NEW YORK (AP) – Pertikaian internal yang sengit di Seminari Episkopal tertua di Amerika telah terungkap, yang telah kehilangan sebagian besar pengajarnya karena apa yang mereka katakan sebagai kepemimpinan dekan mereka yang mengintimidasi dan tidak sopan.
Delapan dari 10 profesor yang melatih calon imam di Seminari Teologi Umum di Manhattan mengatakan mereka dipecat minggu ini setelah melakukan pemogokan sebagai protes terhadap Pastor. Kurt Dunkle.
Yang memperparah drama yang berantakan ini, anggota dewan seminari mengatakan para guru telah mengundurkan diri.
Dalam sebuah surat kepada 86 mahasiswa seminari, para anggota fakultas yang memberontak mengutip “sejumlah insiden dan pola perilaku yang sangat serius yang seiring berjalannya waktu telah menyebabkan dosen, mahasiswa dan staf merasa terintimidasi, sangat tidak dihargai, dikucilkan, diremehkan dan tidak berdaya. “
Misalnya, pihak fakultas mengatakan dalam surat terpisah kepada dewan pengawas seminari, Dunkle pernah mengatakan kepada seorang anggota fakultas perempuan dalam sebuah pertemuan bahwa dia “menyukai vagina”.
Para anggota fakultas mengatakan dia juga menyebut etnis Asia sebagai orang yang “bermata ramping”, berbicara tentang bagaimana “orang kulit hitam dapat melakukan hal-hal menarik dengan rambut mereka” dan menyarankan agar Seminari Teologi Umum tidak boleh menjadi “seminari gay”. melainkan harus menekankan “orang normal”.
Dunkle meninggalkan pelayanannya di Florida untuk menjadi dekan pada Oktober lalu.

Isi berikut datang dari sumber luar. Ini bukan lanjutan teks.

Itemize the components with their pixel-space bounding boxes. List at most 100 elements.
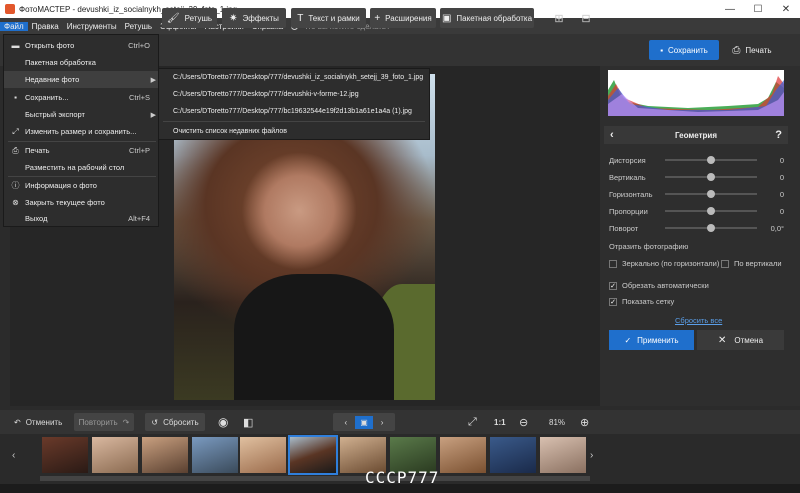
redo-button[interactable]: Повторить ↷ bbox=[74, 413, 134, 431]
filmstrip-next-icon[interactable]: › bbox=[590, 450, 593, 461]
slider-track[interactable] bbox=[665, 173, 757, 181]
maximize-button[interactable]: ☐ bbox=[744, 4, 772, 15]
sparkle-icon: ✷ bbox=[229, 12, 238, 24]
menu-close-photo[interactable]: ⊗ Закрыть текущее фото bbox=[4, 194, 160, 211]
prev-photo-icon[interactable]: ‹ bbox=[345, 418, 348, 427]
resize-icon: ⤢ bbox=[12, 127, 19, 136]
thumbnail[interactable] bbox=[240, 437, 286, 473]
reset-icon: ↺ bbox=[151, 417, 159, 427]
batch-processing-button[interactable]: ▣ Пакетная обработка bbox=[440, 8, 534, 28]
back-arrow-icon[interactable]: ‹ bbox=[610, 129, 614, 141]
vertical-slider[interactable]: Вертикаль 0 bbox=[609, 171, 784, 183]
reset-all-link[interactable]: Сбросить все bbox=[675, 316, 722, 325]
zoom-in-icon[interactable]: ⊕ bbox=[580, 413, 589, 431]
info-icon: ⓘ bbox=[11, 181, 20, 190]
thumbnail[interactable] bbox=[490, 437, 536, 473]
recent-file-item[interactable]: C:/Users/DToretto777/Desktop/777/devushk… bbox=[159, 69, 429, 86]
thumbnail[interactable] bbox=[540, 437, 586, 473]
plus-icon: + bbox=[374, 12, 381, 24]
cancel-button[interactable]: ✕ Отмена bbox=[697, 330, 784, 350]
auto-crop-checkbox[interactable]: ✓ Обрезать автоматически bbox=[609, 281, 709, 290]
remove-layer-icon[interactable]: ⊟ bbox=[575, 8, 597, 28]
floppy-icon: ▪ bbox=[660, 45, 664, 55]
menu-print[interactable]: ⎙ Печать Ctrl+P bbox=[4, 142, 160, 159]
add-layer-icon[interactable]: ⊞ bbox=[548, 8, 570, 28]
slider-track[interactable] bbox=[665, 207, 757, 215]
checkmark-icon[interactable]: ✓ bbox=[609, 281, 617, 290]
close-window-button[interactable]: ✕ bbox=[772, 4, 800, 15]
retouch-button[interactable]: 🖌 Ретушь bbox=[162, 8, 217, 28]
slider-track[interactable] bbox=[665, 224, 757, 232]
slider-knob[interactable] bbox=[707, 207, 715, 215]
clear-recent-button[interactable]: Очистить список недавних файлов bbox=[159, 123, 429, 140]
menu-tools[interactable]: Инструменты bbox=[63, 22, 121, 31]
thumbnail[interactable] bbox=[192, 437, 238, 473]
text-frames-button[interactable]: T Текст и рамки bbox=[291, 8, 366, 28]
actual-size-button[interactable]: 1:1 bbox=[494, 413, 506, 431]
mirror-label: Отразить фотографию bbox=[609, 242, 689, 251]
compare-icon[interactable]: ◧ bbox=[243, 413, 253, 431]
rotation-slider[interactable]: Поворот 0,0° bbox=[609, 222, 784, 234]
thumbnail[interactable] bbox=[142, 437, 188, 473]
submenu-arrow-icon: ▶ bbox=[150, 111, 156, 119]
gallery-icon[interactable]: ▣ bbox=[355, 415, 373, 429]
slider-knob[interactable] bbox=[707, 190, 715, 198]
submenu-separator bbox=[163, 121, 425, 122]
check-icon: ✓ bbox=[624, 335, 632, 345]
next-photo-icon[interactable]: › bbox=[381, 418, 384, 427]
thumbnail[interactable] bbox=[42, 437, 88, 473]
menu-resize-save[interactable]: ⤢ Изменить размер и сохранить... bbox=[4, 123, 160, 140]
save-icon: ▪ bbox=[14, 93, 17, 102]
minimize-button[interactable]: — bbox=[716, 4, 744, 15]
histogram-graph bbox=[608, 76, 784, 116]
thumbnail[interactable] bbox=[440, 437, 486, 473]
reset-button[interactable]: ↺ Сбросить bbox=[145, 413, 205, 431]
menu-recent-photos[interactable]: Недавние фото ▶ bbox=[4, 71, 160, 88]
proportions-slider[interactable]: Пропорции 0 bbox=[609, 205, 784, 217]
menu-edit[interactable]: Правка bbox=[28, 22, 63, 31]
mirror-vertical-checkbox[interactable]: По вертикали bbox=[721, 259, 782, 268]
slider-track[interactable] bbox=[665, 156, 757, 164]
undo-button[interactable]: ↶ Отменить bbox=[14, 413, 62, 431]
zoom-out-icon[interactable]: ⊖ bbox=[519, 413, 528, 431]
printer-icon: ⎙ bbox=[12, 146, 19, 155]
print-button[interactable]: ⎙ Печать bbox=[722, 40, 782, 60]
menu-save[interactable]: ▪ Сохранить... Ctrl+S bbox=[4, 89, 160, 106]
checkbox-box[interactable] bbox=[609, 259, 617, 268]
extensions-button[interactable]: + Расширения bbox=[370, 8, 436, 28]
slider-knob[interactable] bbox=[707, 156, 715, 164]
filmstrip-prev-icon[interactable]: ‹ bbox=[12, 450, 15, 461]
slider-knob[interactable] bbox=[707, 173, 715, 181]
mirror-horizontal-checkbox[interactable]: Зеркально (по горизонтали) bbox=[609, 259, 719, 268]
menu-file[interactable]: Файл bbox=[0, 21, 28, 31]
checkmark-icon[interactable]: ✓ bbox=[609, 297, 617, 306]
menu-batch[interactable]: Пакетная обработка bbox=[4, 54, 160, 71]
recent-file-item[interactable]: C:/Users/DToretto777/Desktop/777/bc19632… bbox=[159, 103, 429, 120]
menu-open-photo[interactable]: ▬ Открыть фото Ctrl+O bbox=[4, 37, 160, 54]
recent-file-item[interactable]: C:/Users/DToretto777/Desktop/777/devushk… bbox=[159, 86, 429, 103]
histogram bbox=[608, 70, 784, 116]
submenu-arrow-icon: ▶ bbox=[150, 76, 156, 84]
save-button[interactable]: ▪ Сохранить bbox=[649, 40, 719, 60]
redo-icon: ↷ bbox=[122, 417, 130, 427]
menu-photo-info[interactable]: ⓘ Информация о фото bbox=[4, 177, 160, 194]
geometry-header: ‹ Геометрия ? bbox=[604, 126, 788, 144]
apply-button[interactable]: ✓ Применить bbox=[609, 330, 694, 350]
slider-knob[interactable] bbox=[707, 224, 715, 232]
thumbnail[interactable] bbox=[92, 437, 138, 473]
show-grid-checkbox[interactable]: ✓ Показать сетку bbox=[609, 297, 674, 306]
thumbnail-selected[interactable] bbox=[288, 435, 338, 475]
slider-track[interactable] bbox=[665, 190, 757, 198]
help-icon[interactable]: ? bbox=[775, 129, 782, 141]
fit-screen-icon[interactable]: ⤢ bbox=[468, 413, 477, 431]
menu-retouch[interactable]: Ретушь bbox=[121, 22, 157, 31]
checkbox-box[interactable] bbox=[721, 259, 729, 268]
distortion-slider[interactable]: Дисторсия 0 bbox=[609, 154, 784, 166]
horizontal-slider[interactable]: Горизонталь 0 bbox=[609, 188, 784, 200]
filmstrip-scrollbar[interactable] bbox=[40, 476, 590, 481]
effects-button[interactable]: ✷ Эффекты bbox=[222, 8, 286, 28]
menu-quick-export[interactable]: Быстрый экспорт ▶ bbox=[4, 106, 160, 123]
eye-icon[interactable]: ◉ bbox=[218, 413, 228, 431]
menu-set-desktop[interactable]: Разместить на рабочий стол bbox=[4, 159, 160, 176]
menu-exit[interactable]: Выход Alt+F4 bbox=[4, 210, 160, 227]
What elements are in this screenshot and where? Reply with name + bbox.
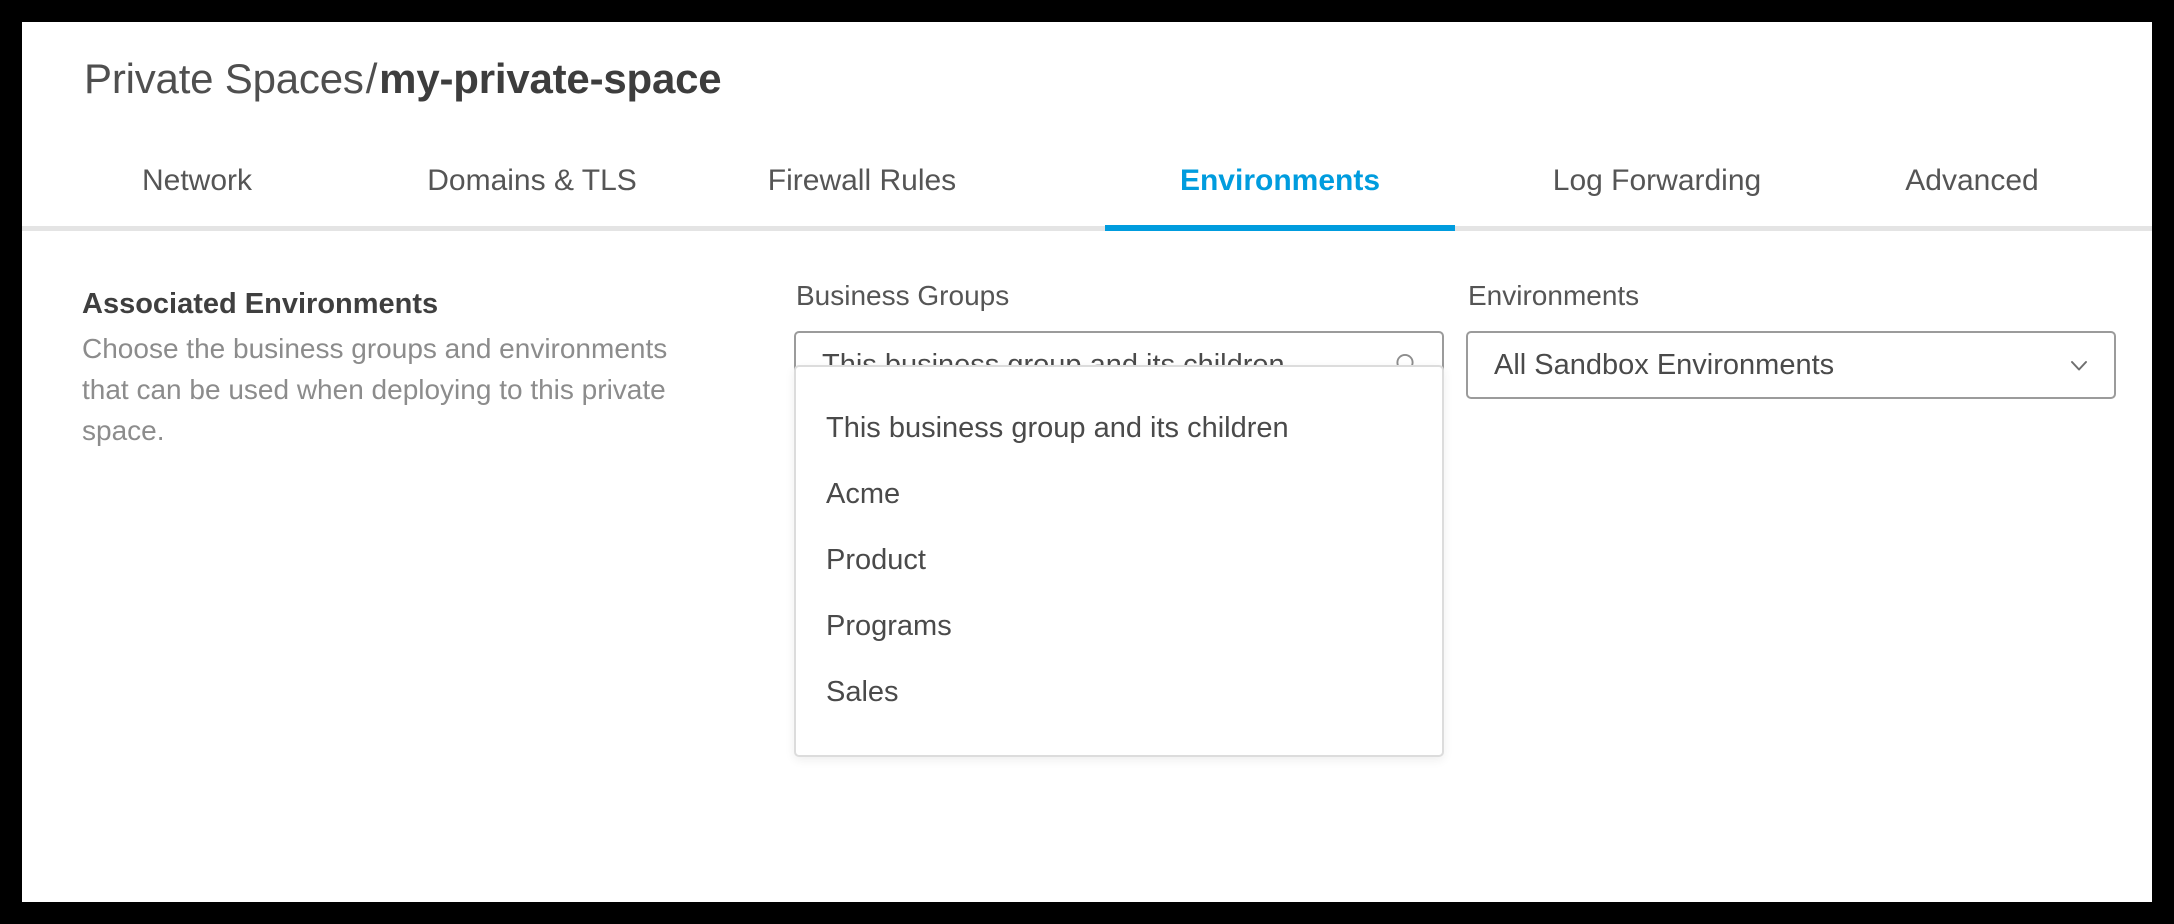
breadcrumb: Private Spaces/my-private-space	[84, 54, 721, 104]
chevron-down-icon[interactable]	[2062, 348, 2096, 382]
associated-environments-description: Associated Environments Choose the busin…	[82, 286, 732, 451]
business-groups-dropdown: This business group and its children Acm…	[794, 365, 1444, 757]
business-groups-field: Business Groups This business group and …	[794, 279, 1444, 399]
environments-label: Environments	[1468, 279, 2116, 313]
dropdown-option[interactable]: This business group and its children	[796, 395, 1442, 461]
app-frame: Private Spaces/my-private-space Network …	[0, 0, 2174, 924]
tab-log-forwarding[interactable]: Log Forwarding	[1512, 150, 1802, 231]
environments-panel: Associated Environments Choose the busin…	[22, 231, 2152, 902]
tab-domains-and-tls-label: Domains & TLS	[427, 164, 637, 198]
tab-log-forwarding-label: Log Forwarding	[1553, 164, 1761, 198]
section-description: Choose the business groups and environme…	[82, 328, 712, 451]
tab-advanced[interactable]: Advanced	[1862, 150, 2082, 231]
tab-network[interactable]: Network	[102, 150, 292, 231]
app-window: Private Spaces/my-private-space Network …	[22, 22, 2152, 902]
tab-advanced-label: Advanced	[1905, 164, 2038, 198]
business-groups-label: Business Groups	[796, 279, 1444, 313]
tab-environments-label: Environments	[1180, 164, 1380, 198]
breadcrumb-root[interactable]: Private Spaces	[84, 55, 364, 102]
tab-domains-and-tls[interactable]: Domains & TLS	[412, 150, 652, 231]
breadcrumb-current: my-private-space	[379, 55, 721, 102]
environments-value: All Sandbox Environments	[1494, 348, 2052, 382]
tab-bar: Network Domains & TLS Firewall Rules Env…	[22, 150, 2152, 230]
environments-field: Environments All Sandbox Environments	[1466, 279, 2116, 399]
dropdown-option[interactable]: Product	[796, 527, 1442, 593]
tab-environments[interactable]: Environments	[1105, 150, 1455, 231]
tab-network-label: Network	[142, 164, 252, 198]
dropdown-option[interactable]: Acme	[796, 461, 1442, 527]
section-title: Associated Environments	[82, 286, 732, 322]
breadcrumb-separator: /	[364, 55, 379, 102]
environments-select[interactable]: All Sandbox Environments	[1466, 331, 2116, 399]
dropdown-option[interactable]: Programs	[796, 593, 1442, 659]
dropdown-option[interactable]: Sales	[796, 659, 1442, 725]
tab-firewall-rules[interactable]: Firewall Rules	[737, 150, 987, 231]
tab-firewall-rules-label: Firewall Rules	[768, 164, 956, 198]
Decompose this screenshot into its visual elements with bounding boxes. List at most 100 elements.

Di bawah kepemimpinannya, para dosen menulis kepada mahasiswanya pada Jumat lalu, “lingkungan kerja menjadi tidak berkelanjutan.”
Para profesor mengatakan mereka akan berhenti mengajar dan berpartisipasi dalam ibadah berjamaah sampai mereka dapat bertemu dengan dewan. Namun pada hari Selasa, dewan mengumumkan bahwa delapan orang tersebut telah mengundurkan diri.
Andrew Irving, pengajar sejarah gereja, mengatakan hal itu tidak benar.
“Kami ingin menggarisbawahi bahwa kami belum mengundurkan diri,” tulis Irving dalam sebuah pernyataan yang dikutip oleh Episcopal Cafe, sebuah situs independen.
Chad Rancourt, juru bicara seminari, mengatakan seminari telah menyewa pengacara luar untuk menyelidiki berbagai tuduhan tersebut, dan tidak akan ada komentar mengenai tuduhan spesifik sampai prosesnya selesai. Namun dia mencatat bahwa sebelum mereka kembali bekerja, kedelapan guru tersebut meminta agar dewan memberi mereka kendali yang lebih besar terhadap seminari, termasuk kurikulum dan penjadwalan.
Bangunan seminari bata merah berusia 200 tahun mengelilingi taman pribadi yang hijau subur – sebuah oase damai di tengah hiruk pikuk perkotaan. Namun permukaan yang indah memungkiri turbulensi internal.
Lembaga tersebut baru-baru ini menjalani restrukturisasi besar-besaran, termasuk penjualan sebagian properti untuk menghilangkan utang sebesar $40 juta.
Seminari tersebut sekarang hanya memiliki dua profesor aktif dan penuh waktu yang tersisa karena seminari tersebut berjuang untuk menyeimbangkan anggarannya saat ini setelah melunasi utang.
Kepala Gereja Episkopal AS, uskup ketua Katharine Jefferts Schori, bergabung dengan sekitar 50 seminaris dan dekan terkait dalam doa pagi mereka di kapel sekolah pada hari Rabu.
Mengenakan kerah uskup dan setelan abu-abu sederhana, Schori duduk diam di antara para siswa di bangku dan tidak berbicara.
Setelah berdoa, prelatus episkopal tertinggi di negara itu mendengarkan kerumunan seminaris yang berbagi keprihatinan mereka dengannya di bawah jendela kaca patri yang disaksikan sekitar 2 juta pengikut. Beberapa saling memberikan senyuman dan pelukan dukungan yang intens.
Sambil berdiri terpisah, Dunkle mengarahkan reporter Associated Press yang meminta komentar untuk menghubungi juru bicaranya, yang mengantar reporter tersebut ke gerbang keluar yang terbuat dari besi, dan mengatakan bahwa itu adalah milik pribadi.
Rabu malam, komite eksekutif dewan mengatakan pihaknya mengirim email kepada delapan anggota fakultas dan menawarkan untuk bertemu dengan mereka pada 16 Oktober.